DF_REDTEAM = pd.read_csv(
    PATH_REDTEAM, index_col=['dest', 'time'], **OTHER_PARAMS)

Note how the order of index_col above corresponds to the order of our calls to .loc below. Now, we can select by red team destination, and then by time:

def netflow_is_bad(event, window='1 hour'):
    window = pd.Timedelta(window)
    return not DF_REDTEAM.loc[event.src]\
                         .loc[(event.time - window):event.time]\
                         .empty

I think this is the most readable implementation yet, and is the fastest, taking only 21.9 seconds to tag 100,000 netflow events (a 10x speedup).

The moral of the story is that you should give a moment of thought to the structure of your data, and how you’ll be querying it.
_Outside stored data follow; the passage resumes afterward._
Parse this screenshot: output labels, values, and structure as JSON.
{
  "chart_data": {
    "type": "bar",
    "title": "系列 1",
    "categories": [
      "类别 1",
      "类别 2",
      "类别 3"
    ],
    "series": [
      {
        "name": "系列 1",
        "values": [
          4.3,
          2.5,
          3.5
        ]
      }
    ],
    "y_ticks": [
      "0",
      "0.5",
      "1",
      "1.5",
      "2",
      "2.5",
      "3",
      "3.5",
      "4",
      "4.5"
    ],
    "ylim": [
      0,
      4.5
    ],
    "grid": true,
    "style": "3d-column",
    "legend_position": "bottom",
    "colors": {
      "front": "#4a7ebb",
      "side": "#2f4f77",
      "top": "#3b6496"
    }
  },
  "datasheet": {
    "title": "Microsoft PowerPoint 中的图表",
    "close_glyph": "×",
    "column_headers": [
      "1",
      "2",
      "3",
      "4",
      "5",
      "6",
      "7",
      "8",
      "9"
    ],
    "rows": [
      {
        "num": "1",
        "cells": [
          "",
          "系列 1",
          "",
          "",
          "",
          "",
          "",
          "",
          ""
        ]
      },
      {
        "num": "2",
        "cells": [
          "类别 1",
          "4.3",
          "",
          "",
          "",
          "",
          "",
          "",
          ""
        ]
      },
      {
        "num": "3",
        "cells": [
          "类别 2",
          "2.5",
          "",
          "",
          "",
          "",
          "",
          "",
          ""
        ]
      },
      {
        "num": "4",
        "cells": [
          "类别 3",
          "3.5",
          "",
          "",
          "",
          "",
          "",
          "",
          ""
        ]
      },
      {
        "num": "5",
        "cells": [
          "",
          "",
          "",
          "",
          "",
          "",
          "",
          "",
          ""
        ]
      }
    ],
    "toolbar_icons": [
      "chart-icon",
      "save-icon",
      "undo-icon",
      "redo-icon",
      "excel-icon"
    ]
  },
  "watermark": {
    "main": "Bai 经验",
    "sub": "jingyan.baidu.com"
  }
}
Don’t just let pandas or whatever framework decide for you what your indexing structure will be. The power is in your hands!

A Note on Vectorization

In the above cases, I’ve been constructing the tag column with the following:

DF_NETFLOW['red'] = pd.Series(map(netflow_is_bad, DF_NETFLOW.itertuples()))

I found that this was faster than DataFrame.apply. However, the ideal implementation is vectorized and operates on the whole data frame at once:

DF_NETFLOW['red'] = netflow_is_bad(DF_NETFLOW)

I couldn’t work this out though, since red team query depends on the source of an individual netflow event. I haven’t yet figured out how to do this on the broadcast scale. If we didn’t care about source, the current time-based query structure actually works, but alas, that would be a meaningless heuristic.